President Donald Trump can't seem to get over the Electoral College.
Considering that he is one of five presidents to be elected without a popular vote victory, it is perhaps inevitable that the notoriously insecure former businessman has spent so much time fretting over his margin in the Electoral College. This tendency popped up most recently in an interview with Reuters this week, during which the president interrupted a conversation about Chinese President Xi Jinping to distribute copies of a voter map with the areas he had won colored in red. Here's how Reuters described it:
"Here, you can take that, that's the final map of the numbers," the Republican president said from his desk in the Oval Office, handing out maps of the United States with areas he won marked in red. "It’s pretty good, right? The red is obviously us."
Trump is fixed on his Electoral College insecurities. In his first conversation as president with Australian Prime Minister Malcolm Turnbull, Trump mentioned his election win. While it's unclear whether his reference to the Electoral College was a non sequitur in that context, it was indisputably an out-of-nowhere situation during a joint press conference with Israeli Prime Minister Benjamin Netanyahu in February.
After an Israeli reporter asked the president what he would say to Jews who "believe and feel that your administration is playing with xenophobia and maybe racist tones," Trump replied, "Well, I just want to say that we are, you know, very honored by the victory that we had: 306 Electoral College votes. We were not supposed to crack 220. You know that, right? There was no way to 221, but then they said there’s no way to 270."

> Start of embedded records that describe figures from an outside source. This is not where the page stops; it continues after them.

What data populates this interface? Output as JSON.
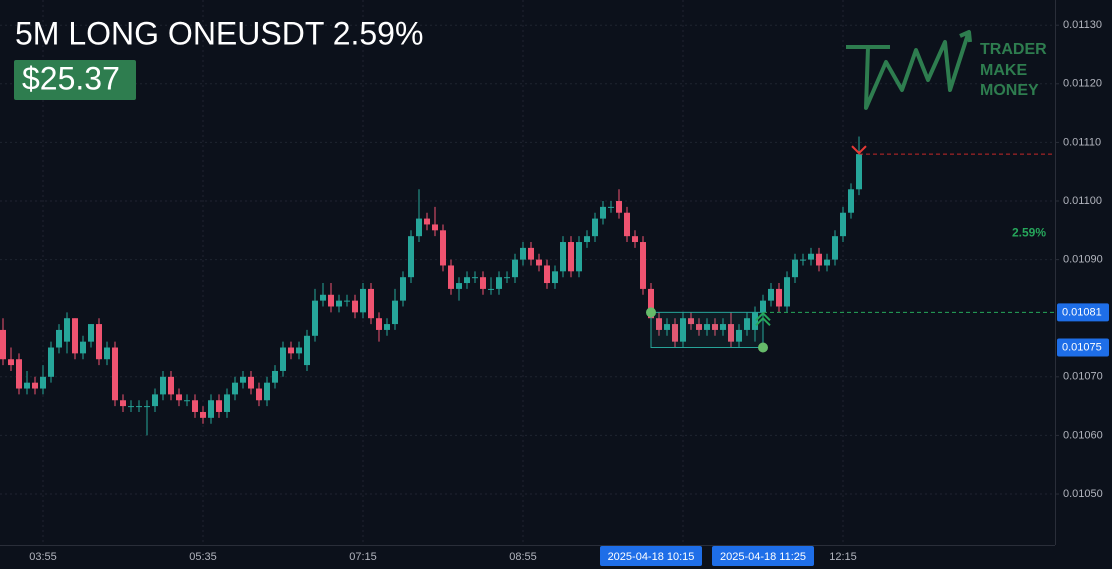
{
  "chart_data": {
    "type": "candlestick",
    "title": "5M LONG ONEUSDT 2.59%",
    "pnl": "$25.37",
    "logo": [
      "TRADER",
      "MAKE",
      "MONEY"
    ],
    "gain_label": "2.59%",
    "up_color": "#26a69a",
    "down_color": "#ef5370",
    "grid": true,
    "ylim": [
      0.010413,
      0.011343
    ],
    "yticks": [
      {
        "value": 0.0105,
        "label": "0.01050"
      },
      {
        "value": 0.0106,
        "label": "0.01060"
      },
      {
        "value": 0.0107,
        "label": "0.01070"
      },
      {
        "value": 0.0109,
        "label": "0.01090"
      },
      {
        "value": 0.011,
        "label": "0.01100"
      },
      {
        "value": 0.0111,
        "label": "0.01110"
      },
      {
        "value": 0.0112,
        "label": "0.01120"
      },
      {
        "value": 0.0113,
        "label": "0.01130"
      }
    ],
    "price_badges": [
      {
        "value": 0.01081,
        "label": "0.01081"
      },
      {
        "value": 0.01075,
        "label": "0.01075"
      }
    ],
    "entry": 0.01081,
    "target": 0.01108,
    "range_box": {
      "top": 0.01081,
      "bottom": 0.01075
    },
    "categories": [
      null,
      null,
      null,
      null,
      null,
      "03:55",
      null,
      null,
      null,
      null,
      null,
      null,
      null,
      null,
      null,
      null,
      null,
      null,
      null,
      null,
      null,
      null,
      null,
      null,
      null,
      "05:35",
      null,
      null,
      null,
      null,
      null,
      null,
      null,
      null,
      null,
      null,
      null,
      null,
      null,
      null,
      null,
      null,
      null,
      null,
      null,
      "07:15",
      null,
      null,
      null,
      null,
      null,
      null,
      null,
      null,
      null,
      null,
      null,
      null,
      null,
      null,
      null,
      null,
      null,
      null,
      null,
      "08:55",
      null,
      null,
      null,
      null,
      null,
      null,
      null,
      null,
      null,
      null,
      null,
      null,
      null,
      null,
      null,
      "2025-04-18 10:15",
      null,
      null,
      null,
      null,
      null,
      null,
      null,
      null,
      null,
      null,
      null,
      null,
      null,
      "2025-04-18 11:25",
      null,
      null,
      null,
      null,
      null,
      null,
      null,
      null,
      null,
      "12:15",
      null,
      null
    ],
    "open": [
      0.01078,
      0.01073,
      0.01073,
      0.01068,
      0.01069,
      0.01068,
      0.0107,
      0.01075,
      0.01076,
      0.0108,
      0.01074,
      0.01076,
      0.01079,
      0.01073,
      0.01075,
      0.01066,
      0.01065,
      0.01065,
      0.01065,
      0.01065,
      0.01067,
      0.0107,
      0.01067,
      0.01066,
      0.01066,
      0.01064,
      0.01063,
      0.01066,
      0.01064,
      0.01067,
      0.01069,
      0.0107,
      0.01068,
      0.01066,
      0.01069,
      0.01071,
      0.01075,
      0.01074,
      0.01072,
      0.01077,
      0.01083,
      0.01084,
      0.01082,
      0.01083,
      0.01083,
      0.01081,
      0.01085,
      0.0108,
      0.01078,
      0.01079,
      0.01083,
      0.01087,
      0.01094,
      0.01097,
      0.01096,
      0.01095,
      0.01089,
      0.01085,
      0.01086,
      0.01087,
      0.01087,
      0.01085,
      0.01085,
      0.01087,
      0.01087,
      0.0109,
      0.01092,
      0.0109,
      0.01089,
      0.01086,
      0.01088,
      0.01093,
      0.01088,
      0.01093,
      0.01094,
      0.01097,
      0.01099,
      0.011,
      0.01098,
      0.01094,
      0.01093,
      0.01085,
      0.0108,
      0.01078,
      0.01079,
      0.01076,
      0.0108,
      0.01079,
      0.01078,
      0.01079,
      0.01078,
      0.01079,
      0.01076,
      0.01078,
      0.01078,
      0.01081,
      0.01083,
      0.01085,
      0.01082,
      0.01087,
      0.0109,
      0.0109,
      0.01091,
      0.01089,
      0.0109,
      0.01094,
      0.01098,
      0.01102
    ],
    "high": [
      0.0108,
      0.01075,
      0.01074,
      0.01071,
      0.0107,
      0.01072,
      0.01076,
      0.01079,
      0.01081,
      0.0108,
      0.01077,
      0.01079,
      0.0108,
      0.01076,
      0.01076,
      0.01067,
      0.01066,
      0.01066,
      0.01066,
      0.01068,
      0.01071,
      0.01071,
      0.01068,
      0.01067,
      0.01067,
      0.01065,
      0.01067,
      0.01067,
      0.01068,
      0.0107,
      0.01071,
      0.01071,
      0.01069,
      0.0107,
      0.01072,
      0.01076,
      0.01076,
      0.01076,
      0.01078,
      0.01085,
      0.01086,
      0.01086,
      0.01084,
      0.01084,
      0.01084,
      0.01086,
      0.01086,
      0.01081,
      0.0108,
      0.01085,
      0.01088,
      0.01095,
      0.01102,
      0.01098,
      0.01099,
      0.01096,
      0.0109,
      0.01087,
      0.01088,
      0.01088,
      0.01088,
      0.01087,
      0.01088,
      0.01088,
      0.01091,
      0.01093,
      0.01093,
      0.01091,
      0.0109,
      0.01089,
      0.01094,
      0.01094,
      0.01094,
      0.01095,
      0.01098,
      0.011,
      0.011,
      0.01102,
      0.01099,
      0.01095,
      0.01094,
      0.01086,
      0.01081,
      0.0108,
      0.0108,
      0.01081,
      0.01081,
      0.0108,
      0.0108,
      0.0108,
      0.0108,
      0.01081,
      0.01079,
      0.01081,
      0.01082,
      0.01084,
      0.01086,
      0.01086,
      0.01088,
      0.01091,
      0.01091,
      0.01092,
      0.01092,
      0.01091,
      0.01095,
      0.01099,
      0.01103,
      0.01111
    ],
    "low": [
      0.01072,
      0.01071,
      0.01067,
      0.01067,
      0.01067,
      0.01067,
      0.01069,
      0.01074,
      0.01074,
      0.01073,
      0.01073,
      0.01075,
      0.01072,
      0.01072,
      0.01065,
      0.01064,
      0.01064,
      0.01064,
      0.0106,
      0.01064,
      0.01066,
      0.01066,
      0.01065,
      0.01065,
      0.01063,
      0.01062,
      0.01062,
      0.01063,
      0.01063,
      0.01066,
      0.01068,
      0.01067,
      0.01065,
      0.01065,
      0.01068,
      0.0107,
      0.01073,
      0.01073,
      0.01071,
      0.01076,
      0.01082,
      0.01081,
      0.01081,
      0.01082,
      0.0108,
      0.0108,
      0.01079,
      0.01076,
      0.01077,
      0.01078,
      0.01082,
      0.01086,
      0.01093,
      0.01095,
      0.01094,
      0.01088,
      0.01084,
      0.01083,
      0.01085,
      0.01086,
      0.01084,
      0.01084,
      0.01084,
      0.01086,
      0.01086,
      0.01089,
      0.01089,
      0.01088,
      0.01085,
      0.01085,
      0.01087,
      0.01087,
      0.01087,
      0.01092,
      0.01093,
      0.01096,
      0.01098,
      0.01097,
      0.01093,
      0.01092,
      0.01084,
      0.01079,
      0.01077,
      0.01077,
      0.01075,
      0.01075,
      0.01078,
      0.01077,
      0.01077,
      0.01077,
      0.01077,
      0.01075,
      0.01075,
      0.01077,
      0.01076,
      0.0108,
      0.01082,
      0.01081,
      0.01081,
      0.01086,
      0.01089,
      0.01089,
      0.01088,
      0.01088,
      0.01089,
      0.01093,
      0.01097,
      0.01101
    ],
    "close": [
      0.01073,
      0.01072,
      0.01068,
      0.01069,
      0.01068,
      0.0107,
      0.01075,
      0.01078,
      0.0108,
      0.01074,
      0.01076,
      0.01079,
      0.01073,
      0.01075,
      0.01066,
      0.01065,
      0.01065,
      0.01065,
      0.01065,
      0.01067,
      0.0107,
      0.01067,
      0.01066,
      0.01066,
      0.01064,
      0.01063,
      0.01066,
      0.01064,
      0.01067,
      0.01069,
      0.0107,
      0.01068,
      0.01066,
      0.01069,
      0.01071,
      0.01075,
      0.01074,
      0.01075,
      0.01077,
      0.01083,
      0.01084,
      0.01082,
      0.01083,
      0.01083,
      0.01081,
      0.01085,
      0.0108,
      0.01078,
      0.01079,
      0.01083,
      0.01087,
      0.01094,
      0.01097,
      0.01096,
      0.01095,
      0.01089,
      0.01085,
      0.01086,
      0.01087,
      0.01087,
      0.01085,
      0.01085,
      0.01087,
      0.01087,
      0.0109,
      0.01092,
      0.0109,
      0.01089,
      0.01086,
      0.01088,
      0.01093,
      0.01088,
      0.01093,
      0.01094,
      0.01097,
      0.01099,
      0.01099,
      0.01098,
      0.01094,
      0.01093,
      0.01085,
      0.0108,
      0.01078,
      0.01079,
      0.01076,
      0.0108,
      0.01079,
      0.01078,
      0.01079,
      0.01078,
      0.01079,
      0.01076,
      0.01078,
      0.0108,
      0.01081,
      0.01083,
      0.01085,
      0.01082,
      0.01087,
      0.0109,
      0.0109,
      0.01091,
      0.01089,
      0.0109,
      0.01094,
      0.01098,
      0.01102,
      0.01108
    ]
  }
}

Of course, despite Trump claiming that his electoral college victory was the biggest since Ronald Reagan, the fact remains that only two presidents since 1972 have been elected with fewer electoral votes than Trump — Jimmy Carter in 1976 and George W. Bush in 2004. Then again, it's hard to expect Trump to be consistent with American history when he can't even be consistent in his own past statements on whether the Electoral College is a good or bad thing.